Next, Google goes into some detail regarding SGE and what it’s intended to do for shopping experiences. SGE uses the Google Shopping Graph, an aggregate of some 35 billion products around the web, in order to compile a database of useful items and links whenever you search for a particular product.

In its example, Google shows a user searching for bikes. The user is shown a number of different options, each of which has a short passage of text next to it that describes where the bike is most useful. You can also see reviews of each bike to help you make a more informed decision. In short, SGE is supposed to provide a more detailed, more analytically-minded set of search results when you’re looking for ecommerce items.

SGE and responsibility

One of the biggest debates surrounding AI right now is whether or not it’s actually a force for good in terms of the long-term future of the human race. There are a number of different perspectives on this issue; some consider AI to be a problem that needs to be solved, while others see the potential benefits and think that those who are warning against widespread AI use are fearmongering.

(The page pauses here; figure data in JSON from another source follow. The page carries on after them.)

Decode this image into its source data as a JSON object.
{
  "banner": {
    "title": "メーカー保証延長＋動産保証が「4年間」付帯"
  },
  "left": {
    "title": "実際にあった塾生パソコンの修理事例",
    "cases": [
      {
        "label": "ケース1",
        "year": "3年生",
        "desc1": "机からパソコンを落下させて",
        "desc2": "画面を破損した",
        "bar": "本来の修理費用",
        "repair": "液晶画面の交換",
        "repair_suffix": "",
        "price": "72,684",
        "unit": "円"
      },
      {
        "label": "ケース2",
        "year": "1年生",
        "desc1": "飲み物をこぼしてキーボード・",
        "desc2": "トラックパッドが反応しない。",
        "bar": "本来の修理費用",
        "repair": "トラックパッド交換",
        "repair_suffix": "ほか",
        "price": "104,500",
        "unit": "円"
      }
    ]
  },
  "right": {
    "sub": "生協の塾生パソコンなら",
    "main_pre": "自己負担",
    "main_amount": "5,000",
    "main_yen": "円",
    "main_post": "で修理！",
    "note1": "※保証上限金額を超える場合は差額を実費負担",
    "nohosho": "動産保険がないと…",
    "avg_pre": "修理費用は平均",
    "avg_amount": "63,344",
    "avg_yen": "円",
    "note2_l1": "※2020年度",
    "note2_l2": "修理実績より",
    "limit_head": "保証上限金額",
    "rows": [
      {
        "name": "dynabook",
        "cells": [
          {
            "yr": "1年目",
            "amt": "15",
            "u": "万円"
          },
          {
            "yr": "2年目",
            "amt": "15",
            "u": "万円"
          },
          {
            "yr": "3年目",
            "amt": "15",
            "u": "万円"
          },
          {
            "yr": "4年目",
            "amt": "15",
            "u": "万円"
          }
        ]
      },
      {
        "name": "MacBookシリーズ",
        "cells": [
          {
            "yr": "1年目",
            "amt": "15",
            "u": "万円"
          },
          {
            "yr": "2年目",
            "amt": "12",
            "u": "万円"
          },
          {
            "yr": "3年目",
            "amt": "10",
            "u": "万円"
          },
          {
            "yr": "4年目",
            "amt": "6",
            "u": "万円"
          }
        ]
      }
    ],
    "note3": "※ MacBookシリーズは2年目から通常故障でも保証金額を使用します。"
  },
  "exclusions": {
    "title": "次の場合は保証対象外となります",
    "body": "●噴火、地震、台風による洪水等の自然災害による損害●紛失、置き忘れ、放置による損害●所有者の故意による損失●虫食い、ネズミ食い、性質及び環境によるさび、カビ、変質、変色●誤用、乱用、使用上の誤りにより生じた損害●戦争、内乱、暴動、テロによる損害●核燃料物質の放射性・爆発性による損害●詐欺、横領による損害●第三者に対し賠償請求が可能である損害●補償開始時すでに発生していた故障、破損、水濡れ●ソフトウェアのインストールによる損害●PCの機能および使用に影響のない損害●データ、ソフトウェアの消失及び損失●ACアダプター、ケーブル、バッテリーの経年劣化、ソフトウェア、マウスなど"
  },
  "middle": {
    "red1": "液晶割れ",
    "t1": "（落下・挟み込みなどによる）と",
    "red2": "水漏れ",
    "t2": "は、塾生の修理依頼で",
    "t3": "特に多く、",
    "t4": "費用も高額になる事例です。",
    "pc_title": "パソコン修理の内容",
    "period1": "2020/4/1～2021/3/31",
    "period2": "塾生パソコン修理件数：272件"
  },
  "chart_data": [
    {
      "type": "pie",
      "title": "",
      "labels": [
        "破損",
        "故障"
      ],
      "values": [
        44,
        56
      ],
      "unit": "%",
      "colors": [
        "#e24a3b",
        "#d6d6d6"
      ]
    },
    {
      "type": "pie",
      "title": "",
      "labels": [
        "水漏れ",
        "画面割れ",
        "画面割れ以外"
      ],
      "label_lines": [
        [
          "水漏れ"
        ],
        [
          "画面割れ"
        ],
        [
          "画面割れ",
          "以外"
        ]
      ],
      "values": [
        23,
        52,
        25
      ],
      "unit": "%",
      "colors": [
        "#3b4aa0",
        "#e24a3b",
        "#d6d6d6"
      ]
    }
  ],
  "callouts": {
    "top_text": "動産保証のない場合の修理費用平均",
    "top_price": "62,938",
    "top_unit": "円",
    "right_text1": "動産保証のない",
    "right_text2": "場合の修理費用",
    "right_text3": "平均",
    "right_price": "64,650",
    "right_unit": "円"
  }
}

Google says that when it comes to SGE, it’s committed to maintaining a responsible approach to AI and the problems it potentially brings. The company says that it wants to continue the work it’s doing with its Perspectives initiative, thus driving more traffic to different sources of information and diverse perspectives around the internet. Additionally, ads will continue to appear in SGE, but Google says it will “uphold [its] commitment to ads transparency” and making sure you know the difference between ads and results.

If you want to know more about Google’s approach to responsibility when it comes to SGE, then we’d recommend checking out the (fairly lengthy, but very important) outline of SGE and what it might mean for the search experience that Google has provided. That document contains lots more in-depth information about SGE.

When can you use SGE?

Right now, Google is in the early stages of rolling out SGE to users who want to test it out. Unfortunately, it doesn’t seem like Google is accepting any users outside the US, so unless that’s where you live, you’re going to have to wait a little longer for your chance to try out SGE.

If you are a US resident, then you can head over to Google’s Search Labs page to express your interest in trying out SGE. You’ll be added to a waitlist, so it could still be a little while before you get to try out what Search Labs has to offer, but eventually, you’ll hopefully be accepted into the program and you can give Search Labs a go.